Previously, retractFromInference() was the last step in
unbindTypeVariable(). This doesn't really make sense,
because bindTypeVariable() doesn't call introduceToInference();
its two callers do it later.
Start untangling this by splitting off introduceToInference()
into its own Change, but for now, record this change at the
incorrect place to maintain the same behavior as before.
I think the original idea was to elide `Array<$T>` if there is
a binding a resolved generic arguments i.e. `Array<Float>`, but
the check doesn't account for the fact that bindings could be
of different kinds and there are some implicit conversions that
could be missed if we remove the bindings.
For example, given the following constraints:
`Array<$T0> conv $T1`
`$T1 conv Array<(String, Int)>`
`$T0` can be a supertype of `Array<$T0>` and subtype of `Array<(String, Int)>`.
The solver should accept both types as viable bindings because the
`$T0` could be bound to `(key: String, value: Int)` and that would
match `Array<(String, Int)>` conversion.
Allow inferring type of `inout` from a pointer type
(or optional thereof) but delay the binding set because
it might not be complete and object type of `inout` could
also be an Array or C-style pointer type.
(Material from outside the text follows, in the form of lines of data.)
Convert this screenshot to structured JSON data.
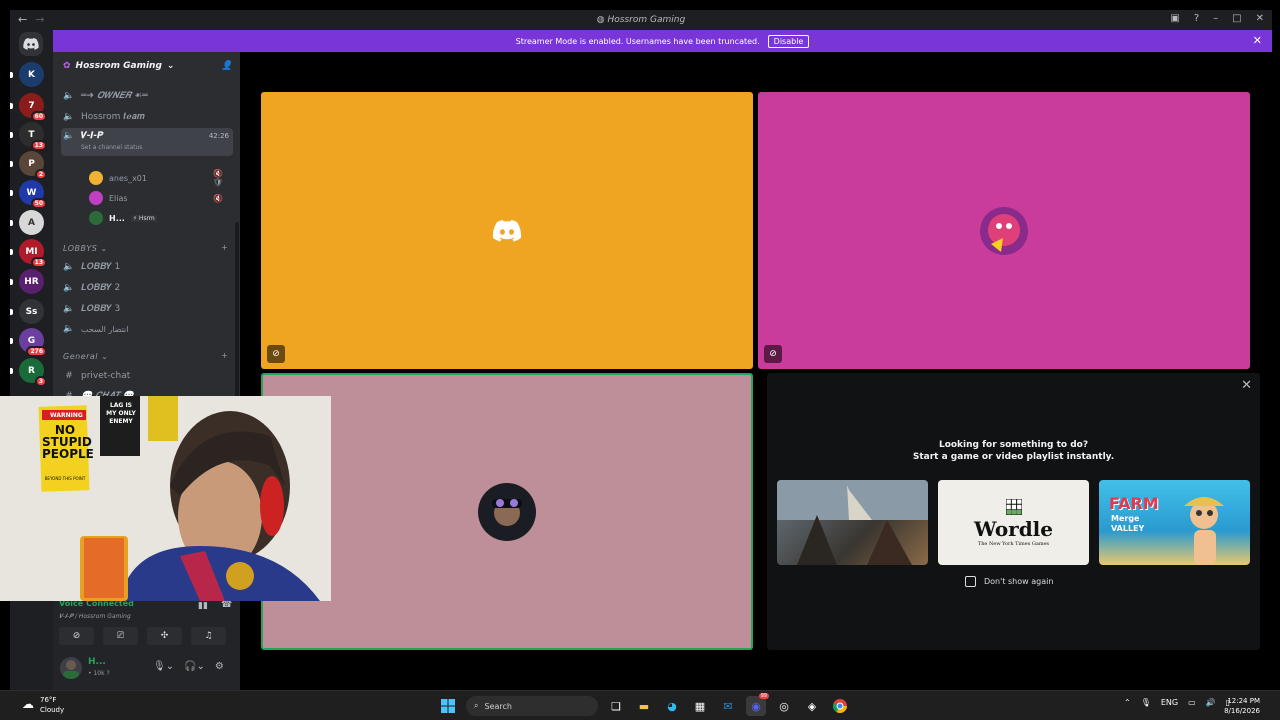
{
  "window": {
    "title": "Hossrom Gaming",
    "back": "←",
    "forward": "→"
  },
  "banner": {
    "text": "Streamer Mode is enabled. Usernames have been truncated.",
    "button": "Disable"
  },
  "servers": [
    {
      "label": "K",
      "color": "#1a3d6e",
      "badge": ""
    },
    {
      "label": "7",
      "color": "#8a1c1c",
      "badge": "60"
    },
    {
      "label": "T",
      "color": "#2d2d2d",
      "badge": "13"
    },
    {
      "label": "P",
      "color": "#5a4638",
      "badge": "2"
    },
    {
      "label": "W",
      "color": "#1f3aa8",
      "badge": "50"
    },
    {
      "label": "A",
      "color": "#d8d8d8",
      "badge": ""
    },
    {
      "label": "MI",
      "color": "#b01a2a",
      "badge": "13"
    },
    {
      "label": "HR",
      "color": "#5a1f6e",
      "badge": ""
    },
    {
      "label": "Ss",
      "color": "#313338",
      "badge": ""
    },
    {
      "label": "G",
      "color": "#6b3fa0",
      "badge": "276"
    },
    {
      "label": "R",
      "color": "#1a6b3a",
      "badge": "3"
    }
  ],
  "sidebar": {
    "server_name": "Hossrom Gaming",
    "channels_top": [
      {
        "name": "═➜ 𝑶𝑾𝑵𝑬𝑹 ☙═",
        "type": "voice"
      },
      {
        "name": "Hossrom 𝒕𝒆𝒂𝒎",
        "type": "voice"
      }
    ],
    "active_channel": {
      "name": "𝑽-𝑰-𝑷",
      "time": "42:26",
      "status": "Set a channel status"
    },
    "members": [
      {
        "name": "anes_x01",
        "color": "#f0b232"
      },
      {
        "name": "Elias",
        "color": "#c040c0"
      },
      {
        "name": "H...",
        "tag": "⚡ Hsrm",
        "color": "#2b6b3a"
      }
    ],
    "categories": [
      {
        "name": "LOBBYS"
      },
      {
        "name": "General"
      }
    ],
    "lobbys": [
      "𝑳𝑶𝑩𝑩𝒀 1",
      "𝑳𝑶𝑩𝑩𝒀 2",
      "𝑳𝑶𝑩𝑩𝒀 3",
      "انتضار السحب"
    ],
    "text_channels": [
      "privet-chat",
      "💬 𝑪𝑯𝑨𝑻 💬"
    ]
  },
  "voice": {
    "status": "Voice Connected",
    "location": "𝑽-𝑰-𝑷 / Hossrom Gaming"
  },
  "user": {
    "name": "H...",
    "status": "• 10k ?"
  },
  "activity": {
    "line1": "Looking for something to do?",
    "line2": "Start a game or video playlist instantly.",
    "cards": [
      {
        "title": "",
        "color": "#4e5a64"
      },
      {
        "title": "Wordle",
        "sub": "The New York Times Games",
        "color": "#f0efe9"
      },
      {
        "title": "FARM",
        "sub": "Merge VALLEY",
        "color": "#2fb0d6"
      }
    ],
    "dont_show": "Don't show again"
  },
  "webcam": {
    "sign1": "NO STUPID PEOPLE",
    "sign1_sub": "BEYOND THIS POINT",
    "sign1_top": "WARNING",
    "sign2": "LAG IS MY ONLY ENEMY"
  },
  "taskbar": {
    "temp": "76°F",
    "weather": "Cloudy",
    "search": "Search",
    "lang": "ENG",
    "time": "12:24 PM",
    "date": "8/16/2026",
    "discord_badge": "99"
  }
}
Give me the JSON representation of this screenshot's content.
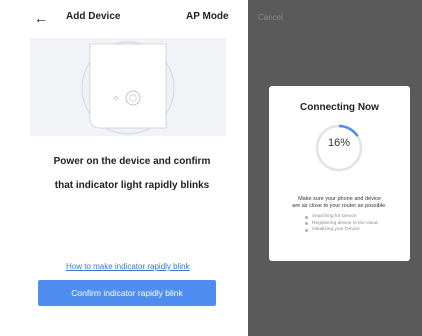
{
  "left_screen": {
    "header": {
      "back_icon": "arrow-left-icon",
      "title": "Add Device",
      "mode": "AP Mode"
    },
    "illustration": "device-indicator-illustration",
    "instructions": {
      "line1": "Power on the device and confirm",
      "line2": "that indicator light rapidly blinks"
    },
    "help_link": "How to make indicator rapidly blink",
    "confirm_button": "Confirm indicator rapidly blink",
    "colors": {
      "accent": "#4f8ef0",
      "link": "#3b74d4"
    }
  },
  "right_screen": {
    "cancel_label": "Cancel",
    "dialog": {
      "title": "Connecting Now",
      "progress_text": "16%",
      "progress_value": 0.16,
      "message_line1": "Make sure your phone and device",
      "message_line2": "are as close to your router as possible.",
      "steps": [
        "Searching for Device",
        "Registering device to the cloud",
        "Initializing your Device"
      ]
    },
    "colors": {
      "overlay": "#5a5a5a",
      "progress": "#4f8ef0",
      "track": "#e3e3e3"
    }
  }
}
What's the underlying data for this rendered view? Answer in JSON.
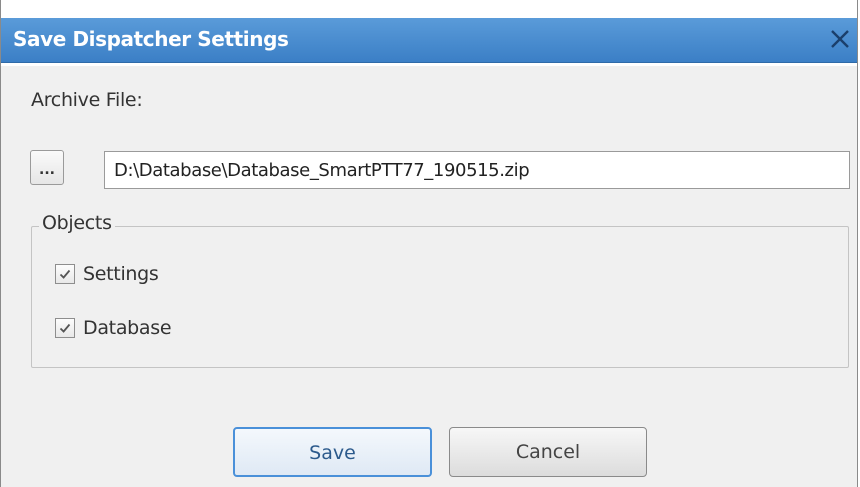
{
  "dialog": {
    "title": "Save Dispatcher Settings",
    "close_icon": "close-icon",
    "accent_color": "#3b7fc6"
  },
  "archive": {
    "label": "Archive File:",
    "browse_label": "...",
    "path_value": "D:\\Database\\Database_SmartPTT77_190515.zip"
  },
  "objects": {
    "legend": "Objects",
    "items": [
      {
        "label": "Settings",
        "checked": true
      },
      {
        "label": "Database",
        "checked": true
      }
    ]
  },
  "buttons": {
    "save_label": "Save",
    "cancel_label": "Cancel"
  }
}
Placeholders propagate but we still can allow contextual inference,
to facilitate that the solver should consider `l-value object` constraint
to be solved and allow placeholders on "object" type.
This aims to help with cases like `_ = { x in x = 0 }` or `.test = 42`
which are currently supported because the member is eagerly bound to
an `@lvalue $T` during constraint generation.
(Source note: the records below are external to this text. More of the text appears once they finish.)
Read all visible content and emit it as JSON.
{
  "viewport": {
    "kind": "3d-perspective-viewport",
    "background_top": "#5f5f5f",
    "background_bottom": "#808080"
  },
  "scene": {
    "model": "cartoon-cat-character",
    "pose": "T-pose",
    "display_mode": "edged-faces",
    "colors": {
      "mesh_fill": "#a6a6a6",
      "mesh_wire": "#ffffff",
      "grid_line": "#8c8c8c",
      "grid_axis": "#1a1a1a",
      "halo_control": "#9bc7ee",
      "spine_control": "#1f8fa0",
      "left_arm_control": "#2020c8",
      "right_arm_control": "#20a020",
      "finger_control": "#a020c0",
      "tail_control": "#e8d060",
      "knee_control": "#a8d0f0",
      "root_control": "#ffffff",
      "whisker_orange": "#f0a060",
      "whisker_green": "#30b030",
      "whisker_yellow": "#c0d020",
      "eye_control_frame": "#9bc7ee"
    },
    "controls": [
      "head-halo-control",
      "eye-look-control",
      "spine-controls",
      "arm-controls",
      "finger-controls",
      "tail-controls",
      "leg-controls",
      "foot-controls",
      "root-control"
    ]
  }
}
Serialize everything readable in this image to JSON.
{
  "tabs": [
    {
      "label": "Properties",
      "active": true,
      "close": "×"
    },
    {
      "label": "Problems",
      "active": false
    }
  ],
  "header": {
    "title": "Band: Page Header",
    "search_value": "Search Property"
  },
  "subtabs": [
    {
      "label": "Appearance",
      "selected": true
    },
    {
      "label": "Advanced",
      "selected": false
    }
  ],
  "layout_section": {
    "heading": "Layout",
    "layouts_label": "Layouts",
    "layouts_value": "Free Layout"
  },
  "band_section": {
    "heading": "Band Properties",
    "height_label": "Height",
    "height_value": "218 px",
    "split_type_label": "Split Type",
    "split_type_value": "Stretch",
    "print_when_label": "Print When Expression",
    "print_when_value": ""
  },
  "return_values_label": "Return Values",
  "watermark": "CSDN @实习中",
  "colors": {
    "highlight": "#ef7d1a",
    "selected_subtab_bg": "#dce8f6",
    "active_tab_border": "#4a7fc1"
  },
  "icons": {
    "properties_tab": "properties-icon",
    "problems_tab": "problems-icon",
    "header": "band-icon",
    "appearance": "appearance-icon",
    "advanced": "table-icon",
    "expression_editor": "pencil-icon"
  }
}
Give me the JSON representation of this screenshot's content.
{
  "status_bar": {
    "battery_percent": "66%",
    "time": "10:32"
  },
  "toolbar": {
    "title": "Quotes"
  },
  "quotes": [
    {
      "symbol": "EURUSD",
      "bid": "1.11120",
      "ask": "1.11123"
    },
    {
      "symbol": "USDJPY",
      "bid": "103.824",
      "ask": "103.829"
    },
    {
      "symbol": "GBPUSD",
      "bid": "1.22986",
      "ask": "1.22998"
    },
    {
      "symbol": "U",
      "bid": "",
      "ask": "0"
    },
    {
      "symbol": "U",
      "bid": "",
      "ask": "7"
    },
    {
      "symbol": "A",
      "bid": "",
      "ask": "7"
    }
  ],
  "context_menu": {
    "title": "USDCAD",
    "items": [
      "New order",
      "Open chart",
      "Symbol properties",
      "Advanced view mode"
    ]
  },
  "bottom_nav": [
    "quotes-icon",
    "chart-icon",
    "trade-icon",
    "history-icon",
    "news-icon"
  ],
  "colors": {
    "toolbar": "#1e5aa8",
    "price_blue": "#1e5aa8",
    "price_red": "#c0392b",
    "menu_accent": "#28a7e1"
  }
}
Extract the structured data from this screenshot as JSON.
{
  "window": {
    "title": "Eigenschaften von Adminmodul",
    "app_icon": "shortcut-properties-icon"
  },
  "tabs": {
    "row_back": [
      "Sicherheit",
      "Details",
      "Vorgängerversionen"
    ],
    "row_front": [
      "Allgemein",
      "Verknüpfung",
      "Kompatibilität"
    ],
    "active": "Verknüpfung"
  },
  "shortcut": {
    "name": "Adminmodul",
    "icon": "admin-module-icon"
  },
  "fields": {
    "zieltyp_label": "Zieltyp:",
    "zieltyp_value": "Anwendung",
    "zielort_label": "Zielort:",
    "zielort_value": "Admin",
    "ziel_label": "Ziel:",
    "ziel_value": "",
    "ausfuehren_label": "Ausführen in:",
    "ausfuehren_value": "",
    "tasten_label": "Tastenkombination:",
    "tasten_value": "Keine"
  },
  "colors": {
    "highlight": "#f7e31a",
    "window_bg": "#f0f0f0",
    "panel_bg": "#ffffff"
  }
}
Constraint generation uses a special pattern while generating
constraints for assignments to make sure that the source type
is convertible to r-value type of the destination.
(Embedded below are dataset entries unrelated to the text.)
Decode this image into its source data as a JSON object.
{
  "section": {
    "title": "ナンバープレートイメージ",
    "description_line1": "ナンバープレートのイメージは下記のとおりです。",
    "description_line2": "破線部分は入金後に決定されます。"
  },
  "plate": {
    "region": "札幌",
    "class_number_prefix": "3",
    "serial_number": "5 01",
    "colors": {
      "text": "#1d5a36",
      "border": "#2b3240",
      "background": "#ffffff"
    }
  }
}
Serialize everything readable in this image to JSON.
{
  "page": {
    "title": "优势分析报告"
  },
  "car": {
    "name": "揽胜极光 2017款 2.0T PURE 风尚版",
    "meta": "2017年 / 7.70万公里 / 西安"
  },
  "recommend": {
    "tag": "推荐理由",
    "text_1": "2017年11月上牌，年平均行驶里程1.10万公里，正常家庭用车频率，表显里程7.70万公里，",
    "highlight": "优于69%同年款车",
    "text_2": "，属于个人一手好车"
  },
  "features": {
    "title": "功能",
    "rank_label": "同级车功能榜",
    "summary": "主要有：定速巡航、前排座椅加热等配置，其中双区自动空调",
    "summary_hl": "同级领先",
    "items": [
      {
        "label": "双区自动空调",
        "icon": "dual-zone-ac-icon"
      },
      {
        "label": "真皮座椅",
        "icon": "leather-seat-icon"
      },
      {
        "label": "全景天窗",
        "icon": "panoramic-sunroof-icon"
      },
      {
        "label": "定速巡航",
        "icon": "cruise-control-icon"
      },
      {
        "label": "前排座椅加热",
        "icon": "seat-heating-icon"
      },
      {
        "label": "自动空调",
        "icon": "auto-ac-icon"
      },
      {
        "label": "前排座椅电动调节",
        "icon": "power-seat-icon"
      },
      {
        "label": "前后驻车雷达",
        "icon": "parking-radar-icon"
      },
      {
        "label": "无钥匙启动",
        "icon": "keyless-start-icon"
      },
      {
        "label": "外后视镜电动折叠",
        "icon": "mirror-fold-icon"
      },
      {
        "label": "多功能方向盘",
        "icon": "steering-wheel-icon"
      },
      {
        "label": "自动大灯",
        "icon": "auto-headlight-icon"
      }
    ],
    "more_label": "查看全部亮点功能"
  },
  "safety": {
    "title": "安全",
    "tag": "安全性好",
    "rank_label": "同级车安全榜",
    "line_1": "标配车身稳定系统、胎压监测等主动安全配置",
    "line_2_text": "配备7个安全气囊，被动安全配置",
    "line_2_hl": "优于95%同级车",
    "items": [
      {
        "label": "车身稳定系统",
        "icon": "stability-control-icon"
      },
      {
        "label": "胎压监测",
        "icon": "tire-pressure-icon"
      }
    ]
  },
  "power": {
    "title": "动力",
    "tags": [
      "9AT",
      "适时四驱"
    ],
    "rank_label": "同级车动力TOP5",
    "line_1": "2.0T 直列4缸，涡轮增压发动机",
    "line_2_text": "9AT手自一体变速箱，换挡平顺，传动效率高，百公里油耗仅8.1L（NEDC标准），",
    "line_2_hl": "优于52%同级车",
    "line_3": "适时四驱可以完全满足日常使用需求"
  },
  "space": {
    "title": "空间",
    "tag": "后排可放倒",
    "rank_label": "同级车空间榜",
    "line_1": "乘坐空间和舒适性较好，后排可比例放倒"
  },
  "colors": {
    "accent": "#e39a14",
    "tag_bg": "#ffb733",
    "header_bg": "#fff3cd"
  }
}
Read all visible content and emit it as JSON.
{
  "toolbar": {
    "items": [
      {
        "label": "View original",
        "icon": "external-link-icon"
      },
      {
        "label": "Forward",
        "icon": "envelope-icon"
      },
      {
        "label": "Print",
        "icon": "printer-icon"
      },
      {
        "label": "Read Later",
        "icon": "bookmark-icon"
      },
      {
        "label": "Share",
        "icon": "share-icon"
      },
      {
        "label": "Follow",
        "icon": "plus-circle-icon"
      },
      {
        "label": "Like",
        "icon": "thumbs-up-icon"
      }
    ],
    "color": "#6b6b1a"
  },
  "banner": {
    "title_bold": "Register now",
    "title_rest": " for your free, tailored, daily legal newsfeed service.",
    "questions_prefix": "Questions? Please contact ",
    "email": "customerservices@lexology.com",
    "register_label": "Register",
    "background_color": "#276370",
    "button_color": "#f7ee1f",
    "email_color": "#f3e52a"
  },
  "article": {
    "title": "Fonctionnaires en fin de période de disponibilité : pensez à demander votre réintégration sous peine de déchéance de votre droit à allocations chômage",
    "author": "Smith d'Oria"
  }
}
`BindingSet::favoredOverDisjunction` needs to recognize this
pattern, where disjunction type variable is bound early, and
avoid prioritizing closure if it's connected to the "fixed type"
of the disjunction or risk losing annotations associated with
the member such as `@Sendable` or a global actor.
Resolves: rdar://131524246
Make sure `CouldNotInferPlaceholderType` can
produce a diagnostic for a `PlaceholderType`
locator element, and avoid emitting an extra
diagnostic for a placeholder type in an invalid
position.
Although I don't plan to bring over new assertions wholesale
into the current qualification branch, it's entirely possible
that various minor changes in main will use the new assertions;
having this basic support in the release branch will simplify that.
(This is why I'm adding the includes as a separate pass from
rewriting the individual assertions)
If both sides of an `OptionalObject` constraint are un-inferred, their
binding sets need to correctly reflect adjacency - a type variable
that represents optional would get "object" as an adjacency through
its potential binding (the binding is - "object" wrapped in a single
level of optional) and "object" type variable needs to get its parent
optional type variable added to its adjacency list explicitly.
Without this it would be possible to prematurely pick "object" before
its parent optional type variable.
Resolves: https://github.com/apple/swift/issues/73207
Resolves: rdar://126960579
Inference cannot be allowed in cases where both sides are type
variables and optional type is l-value capable because it results
in binding "optional" to an optional type and later discovering
a contextual type that is l-value optional i.e. if "optional type"
is resolved by selecting subscript overload.
Always marking generic parameter type variables as incomplete
is too aggressive. That was the way to make sure that they
are never attempted to eagerly, but really there are only a
couple of situations where that can cause issues:
```
1. Int <: $T_param
$T1 <: $T_param
2. $T2 conv Generic<$T_param>
$T2 conv Generic<Int?>
Int <: $T_param
```
Attempting $T_param before $T1 in 1. could result in a missed
optional type binding for example.
Attempting $T_param too early in this case (before $T2) could
miss some transitive bindings inferred through conversion
of `Generic` type.
If a type variable that represents a generic parameter is no longer
associated with any type variables (directly or indirectly) it's safe
to assume that its binding set is complete.